Before Charlemagne executed 4,500 Saxon warriors in one day, he had, earlier in the Saxon Wars, destroyed the Irminsul, the sacred World Tree, that was in Teutoburg Forest. He was pretty serious about converting the pagans. (The Saxons fought hard and long, though.) This engraving is from 1882, by Heinrich Leutemann
One day, after the Saxons won one of the many battles in the Saxon Wars, Charlemagne, who was pretty annoyed, ordered the mass execution of 4,500 warriors. This didn’t really tarnish his golden reputation until the 18th century, when it began to bother people. We discuss the Saxons, Charlemagne’s reputation, the trouble that the Nazis had in figuring out how to talk about him, and, oddly enough, Christopher Lee and his heavy metal Charlemagne albums.

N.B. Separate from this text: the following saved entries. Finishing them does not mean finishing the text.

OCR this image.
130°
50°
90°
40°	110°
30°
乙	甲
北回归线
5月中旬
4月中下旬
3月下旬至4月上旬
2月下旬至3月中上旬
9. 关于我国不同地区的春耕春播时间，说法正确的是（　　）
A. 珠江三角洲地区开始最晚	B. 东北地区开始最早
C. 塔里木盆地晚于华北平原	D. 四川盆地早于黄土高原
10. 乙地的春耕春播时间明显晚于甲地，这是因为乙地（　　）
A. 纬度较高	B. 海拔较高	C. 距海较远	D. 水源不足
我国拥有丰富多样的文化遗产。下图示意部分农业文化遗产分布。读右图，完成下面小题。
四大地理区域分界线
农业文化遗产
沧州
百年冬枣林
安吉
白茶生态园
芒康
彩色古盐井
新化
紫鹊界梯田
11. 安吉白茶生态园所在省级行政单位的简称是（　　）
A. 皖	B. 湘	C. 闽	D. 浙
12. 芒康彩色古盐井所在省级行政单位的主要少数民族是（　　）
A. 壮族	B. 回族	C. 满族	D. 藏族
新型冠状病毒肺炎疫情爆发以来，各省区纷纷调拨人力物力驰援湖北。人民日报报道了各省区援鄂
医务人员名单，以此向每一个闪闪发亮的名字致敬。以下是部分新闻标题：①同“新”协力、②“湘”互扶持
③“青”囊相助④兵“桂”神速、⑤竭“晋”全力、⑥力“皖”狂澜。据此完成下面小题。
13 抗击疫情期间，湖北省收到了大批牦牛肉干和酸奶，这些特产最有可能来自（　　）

Here, in a remarkably tidy scene, given that it’s all about spoils of war, we see some of Edward’s soldiers loading the Stone of Scone onto a cart, so they can drag it back to London and build a chair over it. (The Scots get it back eventually. On loan. Supposedly.)
Edward I invaded Scotland in 1296, on account of (he said) their broken feudal obligations. Amongst the usual spoils of war — prisoners, horses, weapons, nice gold stuff — he took a rock. Weighing about 335 pounds. We discuss the theft of the Stone of Destiny, and its subsequent history. Including, to our delight, a 20th century liberation of the Stone, wherein four university students break into Westminster Abbey and take the stone back to Scotland. Then it went back to England. Now it’s in Scotland again. It’s a very important rock, really.
As a true crime subject, our Viking child is problematic: who is he? We don’t know. How did he die? We don’t know. Why did he get thrown in the tidal pool that’s now the back gardens of Dublin Castle? We don’t know. When did this happen? We don’t know. But we know something bad happened. And Michelle gets to talk about archeology and awesome civil disobedience in the service of history.
From the Radziwill Chronicle of the 15th century, we see the first batch of Drevlian ambassadors, as they are honored by being carried in their boat, through the streets of Kiev, and then thrown, boat and all, into the trench that got dug the night before, where they will be buried alive. This didn’t happen.
The Primary Russian Chronicle tells us much about the revenge that Olga of of the Kievan Rus took on the Drevlians after they killed her husband. And most of it is surely mythological. Entire boatloads of ambassadors being dropped into a trench, dug overnight in the royal hall? Two groups of ambassadors slaughtered, without the Drevlians getting suspicious? Flocks of bird set on fire, and then burning a town down? No, no, and no. However, Anne stands firm on the blood feast, and Michelle stands firm on the idea that the Primary Russian Chronicle should have been published under its name in direct translation, “Tale of Bygone Years.” It’s true that Olga converted and saved a lot of Christians later, though, so the saintliness part we are just fine with.